The project has already cost $165 million, putting it $41 million over budget for Phase One, which isn’t scheduled for completion until fall 2009.
The University used “value engineering”—the substitution of cheaper construction materials and techniques—when planning the Queen’s Centre in an effort to keep costs down. Despite saving $20 million, the project went over budget.
Funding for the construction has come from a number of sources, including $25.5 million from the AMS and a pledged $4.5 million from the SGPS.
Vice-Principal (Operations and Finance) Andrew Simpson said he hasn’t yet considered increasing students’ financial contributions to the project.
The University has some financial cleanup to do, and one can’t help wondering how we got into this mess. If most of the overrun is due to rising construction costs, could the University not have tried to account for that in its initial budgeting?
The prospect of Queen’s cutting corners on the project to recoup costs is also worrisome: the outcome of this financial mismanagement could result in a Queen’s Centre missing the components that made it worth building in the first place.
Although the University’s signing a fixed-cost contract with PCL Construction Management, there’s little doubt that the cost overrun will continue to mount.
It’s also unclear how Queen’s will escape this financial dilemma: the project was budgeted to be $60 million in debt and surpassing that can’t be a good thing.
Simpson said they’re lobbying the government for more money but he isn’t optimistic about that project’s success. According to the Queen’s Centre website, $16.5 million in funding is coming from “government grants and other funding.” It’s ironic and discouraging the University’s dedicating its lobbying efforts to convincing the government the Queen’s Centre’s worthy of taxpayers’ money, while our departments continue to shrink—or disappear altogether—because the school can’t muster the funds to hire permanent professors.

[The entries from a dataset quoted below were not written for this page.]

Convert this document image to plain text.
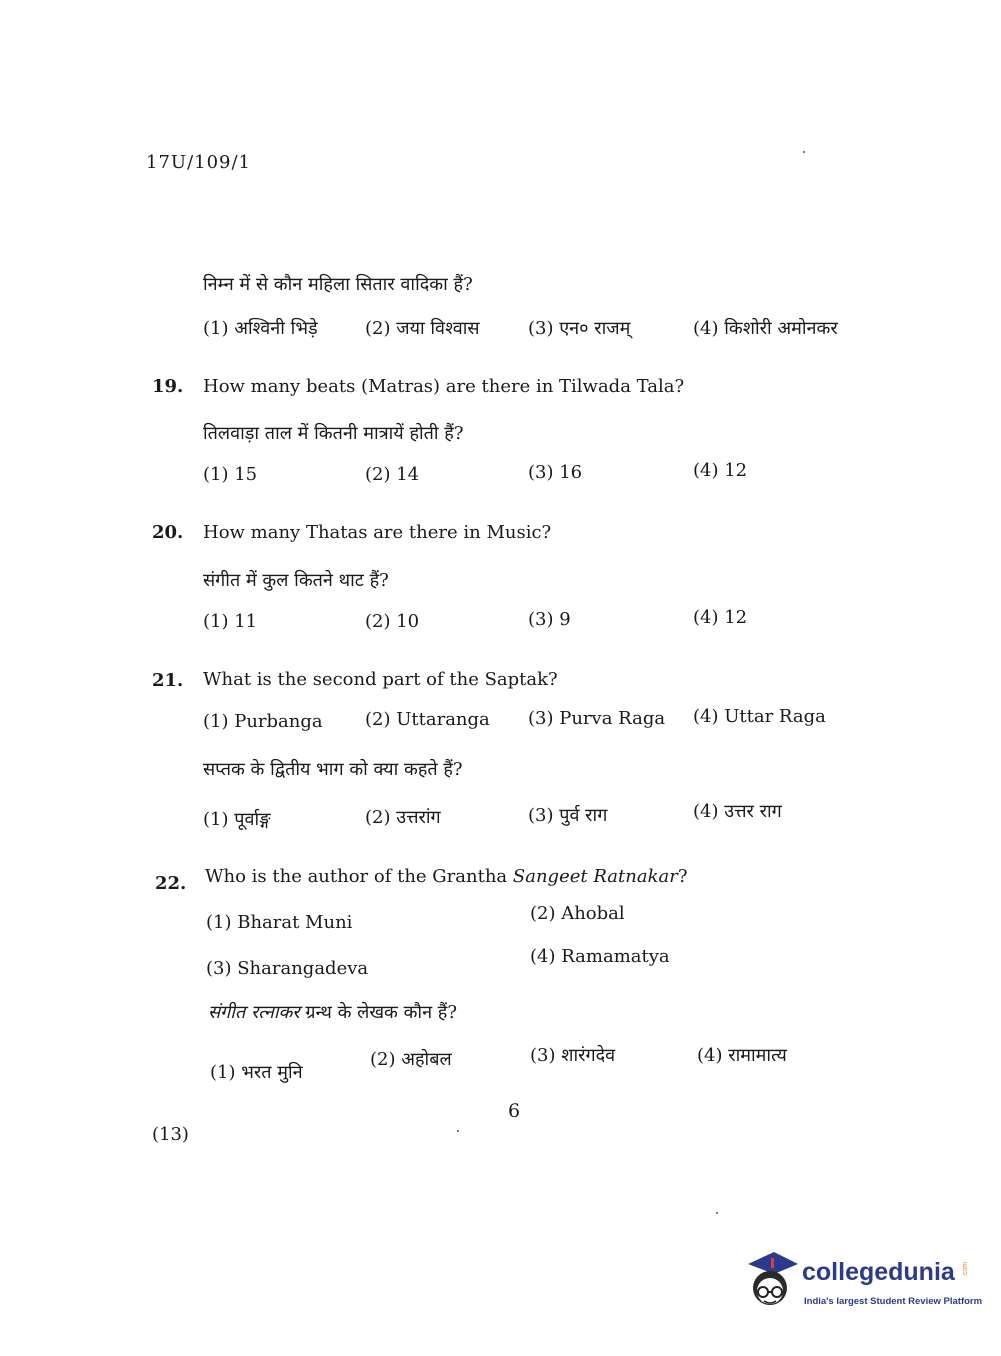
17U/109/1
निम्न में से कौन महिला सितार वादिका हैं?
(1) अश्विनी भिड़े	(2) जया विश्वास	(3) एन० राजम्	(4) किशोरी अमोनकर
19. How many beats (Matras) are there in Tilwada Tala?
तिलवाड़ा ताल में कितनी मात्रायें होती हैं?
(1) 15	(2) 14	(3) 16	(4) 12
20. How many Thatas are there in Music?
संगीत में कुल कितने थाट हैं?
(1) 11	(2) 10	(3) 9	(4) 12
21. What is the second part of the Saptak?
(1) Purbanga (2) Uttaranga (3) Purva Raga (4) Uttar Raga
सप्तक के द्वितीय भाग को क्या कहते हैं?
(1) पूर्वाङ्ग	(2) उत्तरांग	(3) पुर्व राग	(4) उत्तर राग
22. Who is the author of the Grantha Sangeet Ratnakar?
(1) Bharat Muni	(2) Ahobal
(3) Sharangadeva
(4) Ramamatya
संगीत रत्नाकर ग्रन्थ के लेखक कौन हैं?
(1) भरत मुनि
(2) अहोबल	(3) शारंगदेव	(4) रामामात्य
6
(13)
collegedunia .com
India's largest Student Review Platform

Fluctuations in construction costs and overall changes in the economy are a given for such a long-term project, but the University alarmingly undershot their impact. Simpson, Associate Vice-Principal (Operations) Ann Browne and all parties involved in budgeting for the Queen’s Centre need to sit down, review what’s going where and determine how they plan to dig the University out of this hole—or start filling it.